Government needs to stimulate the economy but hasn't got money for big projects, while pension funds need long-term returns and have billions in assets: Given that Government policy itself has so badly damaged pensions, and given that public sector (local authority) pension funds are desperately in need of better returns, coupled with the fact that the Government needs to stimulate the economy and UK infrastructure urgently requires modernisation, it seems only sensible that we should harness the power of pension fund assets to boost long-term growth potential and boost pension fund returns.

Public pension funds are in serious deficit and Government would have to make up shortfalls anyway, so why not try to help in a 'win-win' way: Local authority pension schemes are in serious deficit and, if they cannot return to full funding, the Government would have to bale them out anyway. Recent estimates suggest that there is a shortfall of around £60billion in local authority pension funds, with assets of around £140billion, so they clearly need extra returns to help bridge this gap. Therefore, it makes much more sense for the Government to help these pension funds invest in domestic infrastructure projects, which will generate potentially higher returns and better income than conventional assets such as gilts or other bonds while also helping long-term domestic economic growth. This could be a win-win for all.

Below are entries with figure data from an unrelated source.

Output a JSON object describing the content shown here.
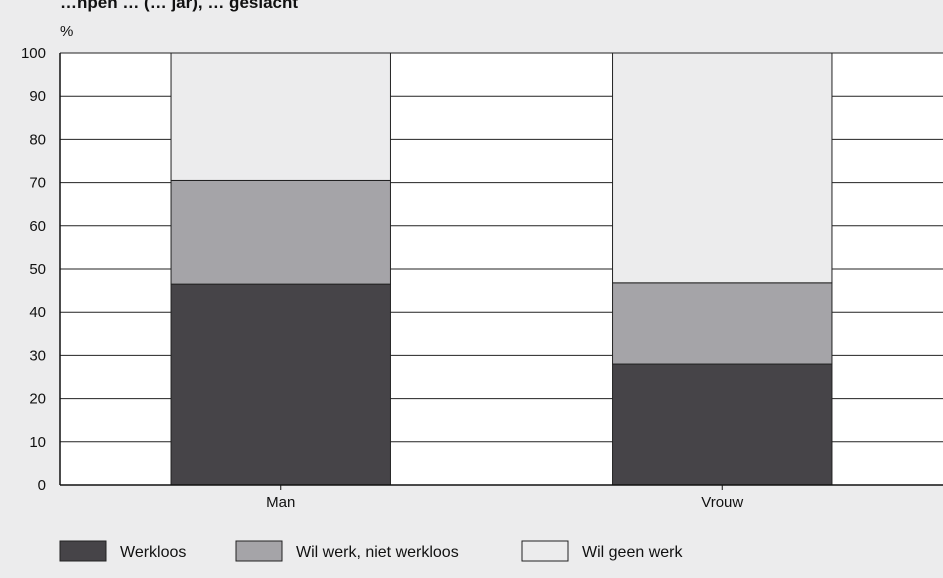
{
  "chart_data": {
    "type": "bar",
    "stacked": true,
    "title": "…npen … (… jar), … geslacht",
    "ylabel": "%",
    "ylim": [
      0,
      100
    ],
    "yticks": [
      0,
      10,
      20,
      30,
      40,
      50,
      60,
      70,
      80,
      90,
      100
    ],
    "grid": true,
    "categories": [
      "Man",
      "Vrouw"
    ],
    "series": [
      {
        "name": "Werkloos",
        "values": [
          46.5,
          28
        ],
        "color": "#464448"
      },
      {
        "name": "Wil werk, niet werkloos",
        "values": [
          24,
          18.8
        ],
        "color": "#a5a4a8"
      },
      {
        "name": "Wil geen werk",
        "values": [
          29.5,
          53.2
        ],
        "color": "#ececed"
      }
    ],
    "legend_position": "bottom"
  }
}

It also makes sense for Government to incentivise pension funds to invest their assets in domestic infrastructure - e.g. underwriting inflation-linked future returns: Given that the Government would have to underpin local authority pension deficits anyway, it even makes sense for the Government to incentivise public pension funds to provide billions of pounds for infrastructure investing. Incentives could include underwriting an inflation-linked income stream in the future, which would provide comfort for pension trustees that this money would at least perform like long-term inflation-linked gilts (which are currently in such seriously short supply).

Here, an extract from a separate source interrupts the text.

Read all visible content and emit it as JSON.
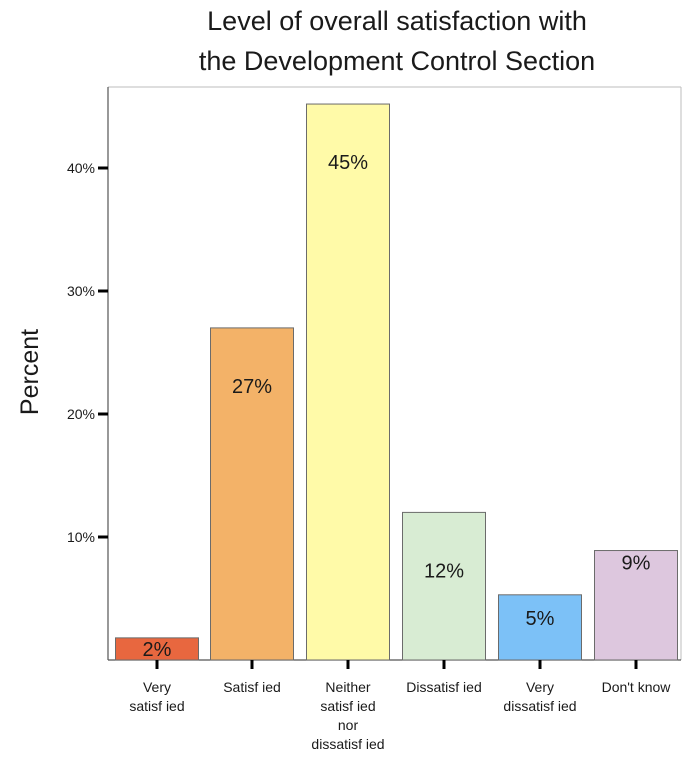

Return profile of infrastructure is well suited to pension funds - long-term growth and inflation linked income: Investing in infrastructure can offer an ideal type of return profile for pension funds - especially if the returns are underwritten by the Government. Indeed, local authority pension funds already invest an average of 1% of their asset in infrastructure funds, but using funds incurs higher charges (and therefore lowers potential returns) as well as investing overseas rather than just in the UK, thereby meaning they will not be helping just UK long-term growth. By helping pension funds invest directly in infrastructure projects (obviously managed by experienced companies!) and also underwriting some of the long-run returns for them, they will be better able to help their own funding position as well as the UK economy. And if this investment stream does help growth and reduce the fiscal deficit, it will be far cheaper for the Government than having to spend billions in future on making up the public pension fund deficits.

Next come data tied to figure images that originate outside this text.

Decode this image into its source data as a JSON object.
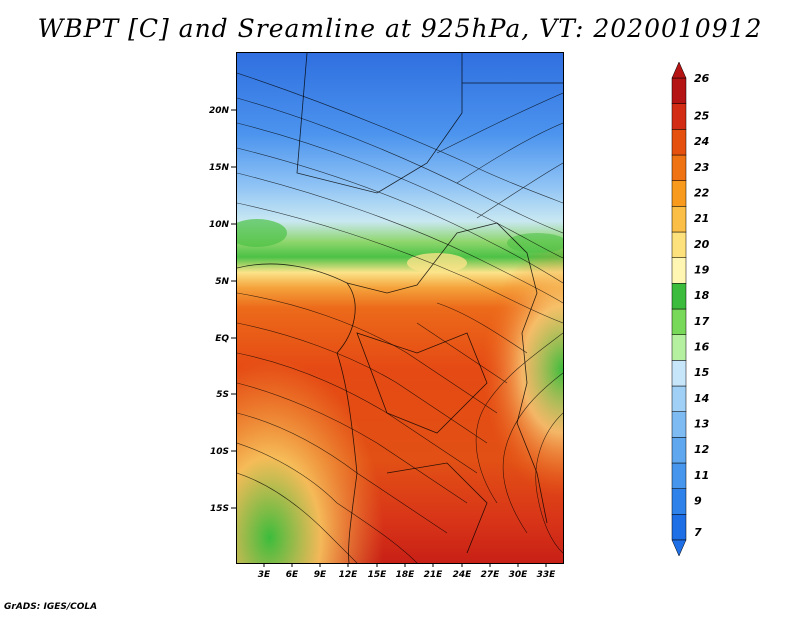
{
  "title": "WBPT [C] and Sreamline at 925hPa, VT: 2020010912",
  "credit": "GrADS: IGES/COLA",
  "lat_labels": [
    "20N",
    "15N",
    "10N",
    "5N",
    "EQ",
    "5S",
    "10S",
    "15S"
  ],
  "lon_labels": [
    "3E",
    "6E",
    "9E",
    "12E",
    "15E",
    "18E",
    "21E",
    "24E",
    "27E",
    "30E",
    "33E"
  ],
  "colorbar": {
    "labels": [
      "7",
      "9",
      "11",
      "12",
      "13",
      "14",
      "15",
      "16",
      "17",
      "18",
      "19",
      "20",
      "21",
      "22",
      "23",
      "24",
      "25",
      "26"
    ],
    "colors": [
      "#1e6ee6",
      "#2f82ea",
      "#4696ee",
      "#5fa8f0",
      "#7ebbf3",
      "#a0d0f6",
      "#c8e6fa",
      "#b4f0a0",
      "#78d85a",
      "#3cbc3c",
      "#fff6b4",
      "#fde17c",
      "#fbbe46",
      "#f89a1e",
      "#ef7312",
      "#e6500f",
      "#d22d14",
      "#b41414"
    ]
  }
}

Private sector pension funds should also be helped in the same way - giving even more money for infrastructure investing: The case for helping local authorities to invest their assets in long-term infrastructure projects can also be extended to private sector pension funds. While local authority schemes have around £140 billion in assets, private sector schemes have many hundreds of billions more. Harnessing this money as well, by providing incentives or underwriting inflation-linked long-term returns (say guaranteeing an inflation-linked income stream in 10 years' time) could help employers struggling with their deficits and also help increase UK long-term growth. This could be a great investment opportunity that can improve diversification and help reduce the risks of bond investing.

ENDS
Dr. Ros Altmann
07799 404747

NOTES FOR EDITORS:

Current asset allocation for local authority pension funds:

As at 30th June 2011:


UK Equities 31%
Overseas Equities 34%
UK Bonds 19%
Other bonds 1%
Property 6%
Private Equity 3%
Hedge funds 2%
Cash 4%

Total assets invested in UK pension schemes approximately £140billion

If they put 5% into infrastructure, that would be £7bn.